It seems obvious to say it but a meme is not the same as a thought but I'm saying just that over at TW&TW.
Sunday. Not much to say but I'm typing straight to the blog again. No editing. No polishing to make this flow or funny or even remotely entertaining. This is raw data from my brain to yours, should you exist.
Today I'm writing and later I might well be drawing. Not sure what I'll be writing or drawing but currently intrigued by the notion of being a 'bigot'. A bigot is 'a prejudiced person who is intolerant of any opinions differing from his own.' I saw a video on the LBC website of the Labour party MP John Mann accuse Ken Livingstone of being a bigot. He kept repeating the word throughout the exchange and, by the end, I wasn't quite sure what he meant. I'm not sure that Mann knew what he meant.
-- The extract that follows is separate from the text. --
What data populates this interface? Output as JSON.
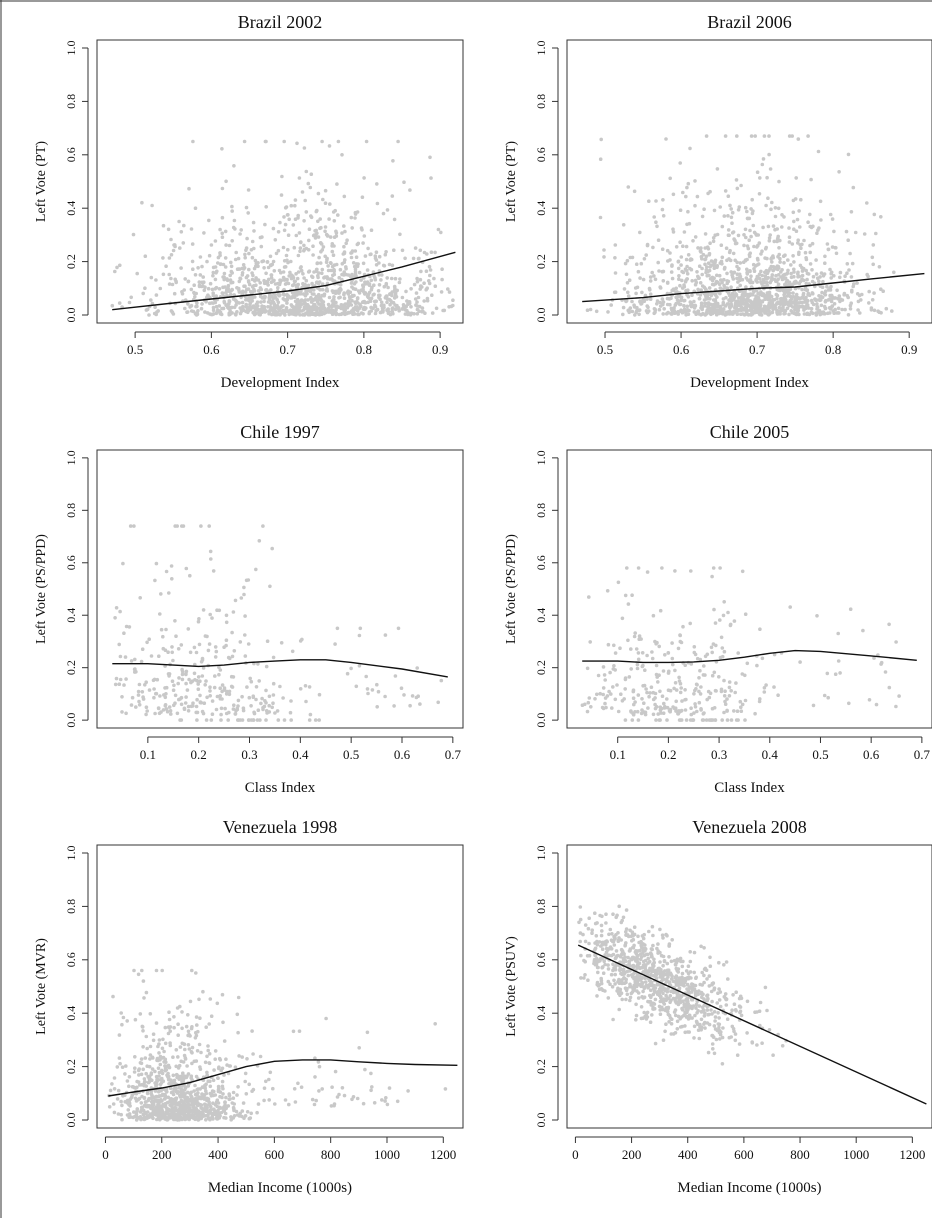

If being a bigot is somebody who intolerant of other people's opinions, then I'd guess that most people are bigots. It's the basic human condition and I'm thankful that it is. I would hope I'll always be a bigot, intolerant of the opinions of fools.
I'm writing this quickly, with no research, but I assume that bigot has started to be applied more widely. Mann was using is as though accusing Livingstone of holding some outmoded notion of mental health. Ken had said in a recent interview that shadow defence minister Kevan Jones 'might need psychiatric help'.
I have no real thought out position on the 'pschiatric help' comment except to ask if it would have been treated any differently if he's said the guy was 'bonkers' or had 'obviously been hit over the head'? We could quite easily pull language apart and find all manner of affront buried in there. Is a parent telling their kids that it's 'bedlam in here', demeaning the old hospital of the same name? Livingstone's comment was more direct than that, of course, but it's this kind of petty political correctness that is the greatest danger to anybody wanting more civilized debates. If we can't use the vocabulary of 'madness', then we can't really say anything at all except to push it into the shadows and pretend that it's not a very normal aspect of the human condition. Again, I'm writing this quickly and might well be wrong.
The main reason I note this spat is that it's precisely the kind of thing that I assumed would happen as soon as Corbyn got elected. I've said it before and I'll repeat it here again: it's not the big issues that will bring Corbyn down. It will be the squabbles about the correct etiquette around opening a door when both men and women want to get through it. It will be deciding who sits where at the table and ensuring that the lunch isn't offensive to anybody in the room. Corbyn will be defeated by undergraduate politics. And that is a shame because, in some respects, he does bring a welcome maturity to politics. I've enjoyed seeing him make Cameron squirm at PMQs. I also like politicians that don't given glib answers to questions that were deliberately set up to produce a glib answer. I like that Corbyn is breaking the usual rhythms of political reporting. Yet, I also know, he's a disaster for democracy. We have no viable opposotion in the UK and that is dangerous, unhealthy, and plain foolish. In Labour heartlands people will love him but for the voters who float and decide matters, he is not and never will be the answer.
Lastly: hugely impressed by Liverpool's victory last night. Not just the result but the performance gives me hope for the future.